Its dentition and wear patterns indicate a feeding style that likely involved grasping prey rather than relying purely on suction, unlike most living beaked whales. The presence of numerous functional teeth, deep alveoli, and a well-developed precoronoid crest suggests strong jaw musculature and active prey capture, likely targeting small fish or other firm-bodied prey like squid. Cranial features such as the robust premaxillary crest and reinforced vertex further imply head stabilization and possible intraspecific combat, supported by heavy tusk wear. The nasal and earbone morphology indicates a less specialized echolocation and hearing system, consistent with a shallower, coastal lifestyle rather than extreme deep diving.
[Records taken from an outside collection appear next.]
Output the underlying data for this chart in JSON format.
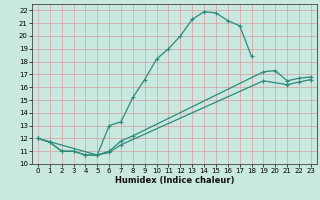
{
  "xlabel": "Humidex (Indice chaleur)",
  "bg_color": "#c8e8e0",
  "line_color": "#2e8b7a",
  "grid_color_h": "#d4a0a0",
  "grid_color_v": "#d4a0a0",
  "xlim": [
    -0.5,
    23.5
  ],
  "ylim": [
    10,
    22.5
  ],
  "xticks": [
    0,
    1,
    2,
    3,
    4,
    5,
    6,
    7,
    8,
    9,
    10,
    11,
    12,
    13,
    14,
    15,
    16,
    17,
    18,
    19,
    20,
    21,
    22,
    23
  ],
  "yticks": [
    10,
    11,
    12,
    13,
    14,
    15,
    16,
    17,
    18,
    19,
    20,
    21,
    22
  ],
  "line1_x": [
    0,
    1,
    2,
    3,
    4,
    5,
    6,
    7,
    8,
    9,
    10,
    11,
    12,
    13,
    14,
    15,
    16,
    17,
    18
  ],
  "line1_y": [
    12.0,
    11.7,
    11.0,
    11.0,
    10.7,
    10.7,
    13.0,
    13.3,
    15.2,
    16.6,
    18.2,
    19.0,
    20.0,
    21.3,
    21.9,
    21.8,
    21.2,
    20.8,
    18.4
  ],
  "line2_x": [
    0,
    1,
    2,
    3,
    4,
    5,
    6,
    7,
    8,
    19,
    20,
    21,
    22,
    23
  ],
  "line2_y": [
    12.0,
    11.7,
    11.0,
    11.0,
    10.7,
    10.7,
    11.0,
    11.8,
    12.2,
    17.2,
    17.3,
    16.5,
    16.7,
    16.8
  ],
  "line3_x": [
    0,
    5,
    6,
    7,
    19,
    21,
    22,
    23
  ],
  "line3_y": [
    12.0,
    10.7,
    10.9,
    11.5,
    16.5,
    16.2,
    16.4,
    16.6
  ]
}
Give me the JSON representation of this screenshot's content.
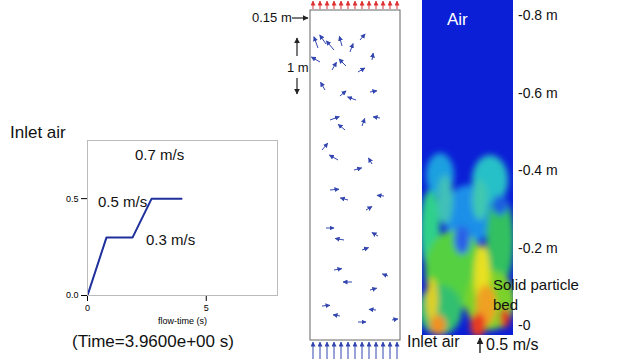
{
  "chart_data": {
    "type": "line",
    "title": "Inlet air",
    "xlabel": "flow-time (s)",
    "x": [
      0,
      0.8,
      1.9,
      2.7,
      3.96
    ],
    "values": [
      0,
      0.3,
      0.3,
      0.5,
      0.5
    ],
    "color": "#1f2f9c",
    "xlim": [
      0,
      8
    ],
    "xticks": [
      0,
      5
    ],
    "ylim": [
      0,
      0.8
    ],
    "yticks": [
      {
        "value": 0,
        "label": "0.0"
      },
      {
        "value": 0.5,
        "label": "0.5"
      }
    ],
    "annotations": [
      "0.7 m/s",
      "0.5 m/s",
      "0.3 m/s"
    ]
  },
  "caption": "(Time=3.9600e+00 s)",
  "vector_plot": {
    "width_label": "0.15 m",
    "height_label": "1 m",
    "inlet_label": "Inlet air",
    "inlet_velocity": "0.5 m/s"
  },
  "contour": {
    "top_label": "Air",
    "bottom_label": [
      "Solid particle",
      "bed"
    ],
    "axis_ticks": [
      {
        "value": -0.8,
        "label": "-0.8 m"
      },
      {
        "value": -0.6,
        "label": "-0.6 m"
      },
      {
        "value": -0.4,
        "label": "-0.4 m"
      },
      {
        "value": -0.2,
        "label": "-0.2 m"
      },
      {
        "value": 0,
        "label": "-0"
      }
    ]
  }
}
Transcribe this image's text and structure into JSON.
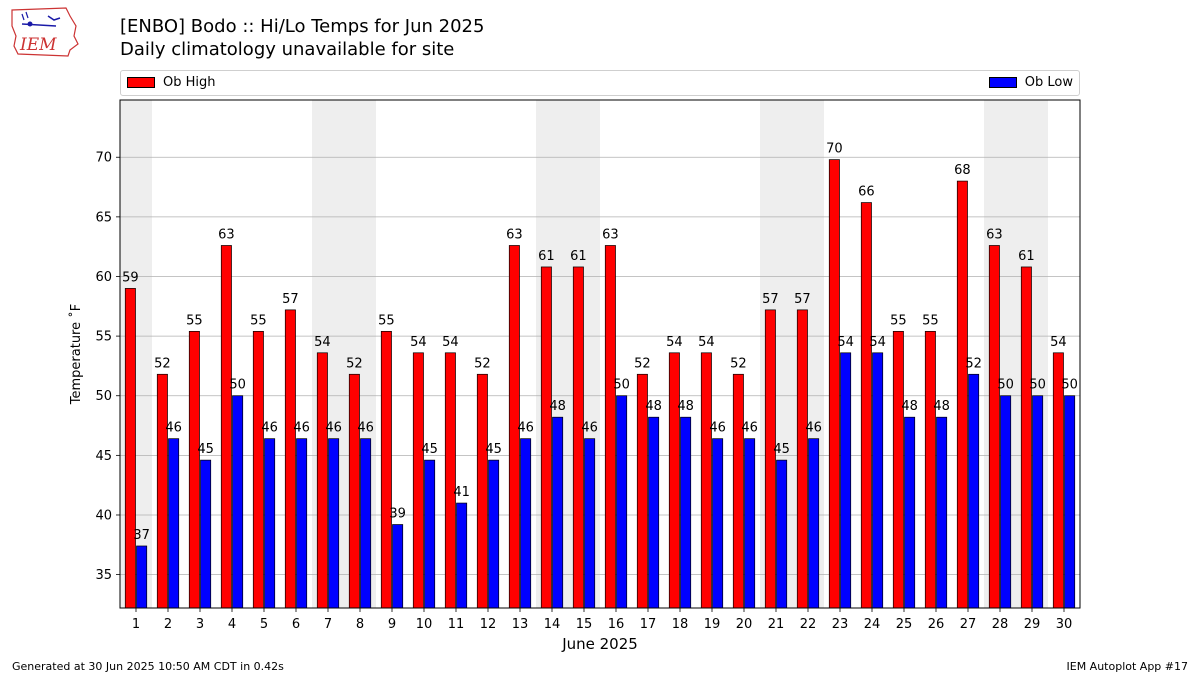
{
  "header": {
    "title": "[ENBO] Bodo :: Hi/Lo Temps for Jun 2025",
    "subtitle": "Daily climatology unavailable for site",
    "logo_text": "IEM"
  },
  "footer": {
    "left": "Generated at 30 Jun 2025 10:50 AM CDT in 0.42s",
    "right": "IEM Autoplot App #17"
  },
  "colors": {
    "high": "#ff0000",
    "low": "#0000ff",
    "weekend_band": "#eeeeee",
    "grid": "#b0b0b0",
    "logo": "#cc3333"
  },
  "chart_data": {
    "type": "bar",
    "xlabel": "June 2025",
    "ylabel": "Temperature ˚F",
    "ylim": [
      32.2,
      74.8
    ],
    "yticks": [
      35,
      40,
      45,
      50,
      55,
      60,
      65,
      70
    ],
    "grid": "horizontal",
    "legend": "top",
    "categories": [
      "1",
      "2",
      "3",
      "4",
      "5",
      "6",
      "7",
      "8",
      "9",
      "10",
      "11",
      "12",
      "13",
      "14",
      "15",
      "16",
      "17",
      "18",
      "19",
      "20",
      "21",
      "22",
      "23",
      "24",
      "25",
      "26",
      "27",
      "28",
      "29",
      "30"
    ],
    "weekend_days": [
      1,
      7,
      8,
      14,
      15,
      21,
      22,
      28,
      29
    ],
    "series": [
      {
        "name": "Ob High",
        "values": [
          59.0,
          51.8,
          55.4,
          62.6,
          55.4,
          57.2,
          53.6,
          51.8,
          55.4,
          53.6,
          53.6,
          51.8,
          62.6,
          60.8,
          60.8,
          62.6,
          51.8,
          53.6,
          53.6,
          51.8,
          57.2,
          57.2,
          69.8,
          66.2,
          55.4,
          55.4,
          68.0,
          62.6,
          60.8,
          53.6
        ],
        "labels": [
          "59",
          "52",
          "55",
          "63",
          "55",
          "57",
          "54",
          "52",
          "55",
          "54",
          "54",
          "52",
          "63",
          "61",
          "61",
          "63",
          "52",
          "54",
          "54",
          "52",
          "57",
          "57",
          "70",
          "66",
          "55",
          "55",
          "68",
          "63",
          "61",
          "54"
        ]
      },
      {
        "name": "Ob Low",
        "values": [
          37.4,
          46.4,
          44.6,
          50.0,
          46.4,
          46.4,
          46.4,
          46.4,
          39.2,
          44.6,
          41.0,
          44.6,
          46.4,
          48.2,
          46.4,
          50.0,
          48.2,
          48.2,
          46.4,
          46.4,
          44.6,
          46.4,
          53.6,
          53.6,
          48.2,
          48.2,
          51.8,
          50.0,
          50.0,
          50.0
        ],
        "labels": [
          "37",
          "46",
          "45",
          "50",
          "46",
          "46",
          "46",
          "46",
          "39",
          "45",
          "41",
          "45",
          "46",
          "48",
          "46",
          "50",
          "48",
          "48",
          "46",
          "46",
          "45",
          "46",
          "54",
          "54",
          "48",
          "48",
          "52",
          "50",
          "50",
          "50"
        ]
      }
    ]
  }
}
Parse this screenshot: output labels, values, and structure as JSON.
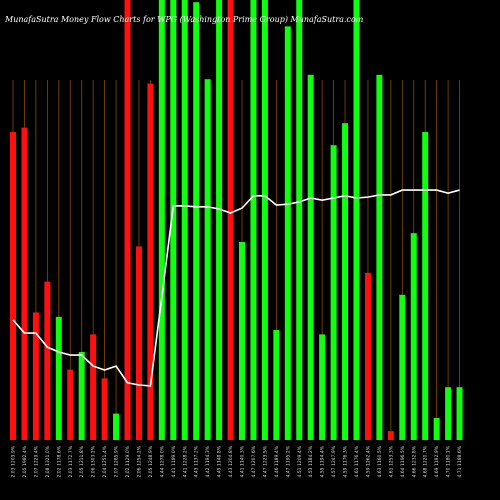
{
  "chart_data": {
    "type": "bar",
    "title": "MunafaSutra  Money Flow  Charts for WPG  (Washington Prime  Group) MunafaSutra.com",
    "categories": [
      "2.03 1203.9%",
      "2.05 1982.4%",
      "2.07 1229.4%",
      "2.08 1321.0%",
      "2.02 1178.6%",
      "2.03 1172.7%",
      "2.05 1211.8%",
      "2.06 1303.2%",
      "2.04 1251.4%",
      "2.07 1285.9%",
      "2.02 1129.0%",
      "2.06 1254.2%",
      "2.05 1248.9%",
      "4.44 1278.0%",
      "4.41 1189.0%",
      "4.41 1228.2%",
      "4.43 1137.2%",
      "4.42 1194.3%",
      "4.45 1148.8%",
      "4.43 1204.8%",
      "4.41 1140.3%",
      "4.47 1207.6%",
      "4.47 1223.5%",
      "4.46 1189.4%",
      "4.47 1195.2%",
      "4.51 1209.4%",
      "4.53 1184.2%",
      "4.55 1194.4%",
      "4.57 1247.9%",
      "4.59 1176.3%",
      "4.61 1176.4%",
      "4.59 1262.4%",
      "4.63 1160.5%",
      "4.61 1253.3%",
      "4.64 1196.5%",
      "4.66 1232.8%",
      "4.68 1220.7%",
      "4.69 1192.9%",
      "4.70 1180.1%",
      "4.71 1188.6%"
    ],
    "values": [
      70,
      71,
      29,
      36,
      28,
      16,
      20,
      24,
      14,
      6,
      100,
      44,
      81,
      100,
      100,
      100,
      99.5,
      82,
      100,
      100,
      45,
      100,
      100,
      25,
      94,
      100,
      83,
      24,
      67,
      72,
      100,
      38,
      83,
      2,
      33,
      47,
      70,
      5,
      12,
      12
    ],
    "bar_colors": [
      "#ff1010",
      "#ff1010",
      "#ff1010",
      "#ff1010",
      "#10ff10",
      "#ff1010",
      "#10ff10",
      "#ff1010",
      "#ff1010",
      "#10ff10",
      "#ff1010",
      "#ff1010",
      "#ff1010",
      "#10ff10",
      "#10ff10",
      "#10ff10",
      "#10ff10",
      "#10ff10",
      "#10ff10",
      "#ff1010",
      "#10ff10",
      "#10ff10",
      "#10ff10",
      "#10ff10",
      "#10ff10",
      "#10ff10",
      "#10ff10",
      "#10ff10",
      "#10ff10",
      "#10ff10",
      "#10ff10",
      "#ff1010",
      "#10ff10",
      "#ff1010",
      "#10ff10",
      "#10ff10",
      "#10ff10",
      "#10ff10",
      "#10ff10",
      "#10ff10"
    ],
    "line_values": [
      27.3,
      24.3,
      24.3,
      21.1,
      20,
      19.3,
      19.3,
      16.8,
      15.9,
      16.8,
      13,
      12.5,
      12.3,
      32.5,
      53.2,
      53.2,
      53,
      53,
      52.5,
      51.6,
      52.7,
      55.5,
      55.5,
      53.4,
      53.6,
      54.1,
      55,
      54.5,
      55,
      55.5,
      55,
      55.2,
      55.7,
      55.7,
      56.8,
      56.8,
      56.8,
      56.8,
      56.1,
      56.8
    ],
    "line_color": "#ffffff",
    "ylim": [
      0,
      100
    ]
  }
}
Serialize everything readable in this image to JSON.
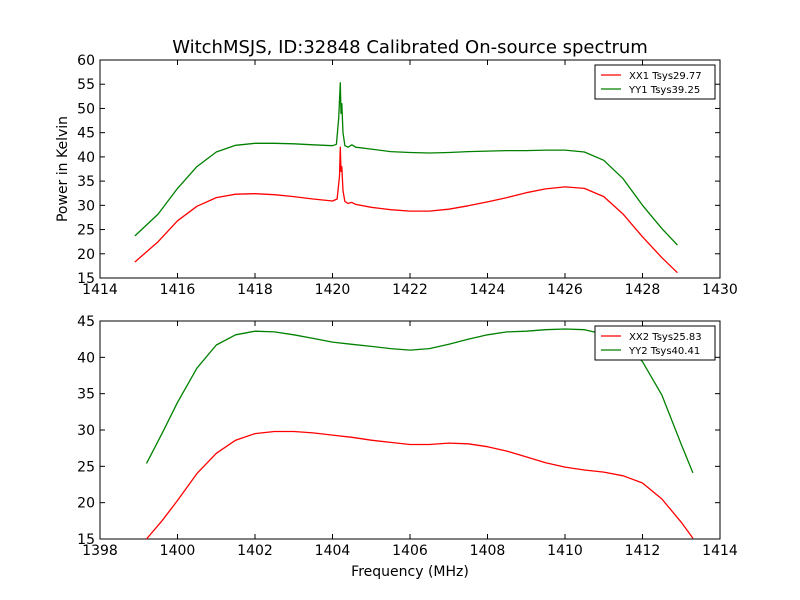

Postcranially, the unfused cervical vertebrae and relatively flexible neck contrast with modern beaked whales and suggest greater head mobility for prey capture, reinforcing its interpretation as a more basal, Messapicetus-like beaked whale.

== Paleoecology ==
Dagonodum is known from the Gram Formation of Denmark, which represents a shallow, coastal marine environment. The associated fauna includes a diverse assemblage of at least 128 mollusc species and six decapod crustaceans, as well as shark remains including the apex predator Otodus megalodon. Other cetaceans present include baleen whales such as Uranocetus gramensis and Tranatocetus argillarius, along with at least one delphinoid species.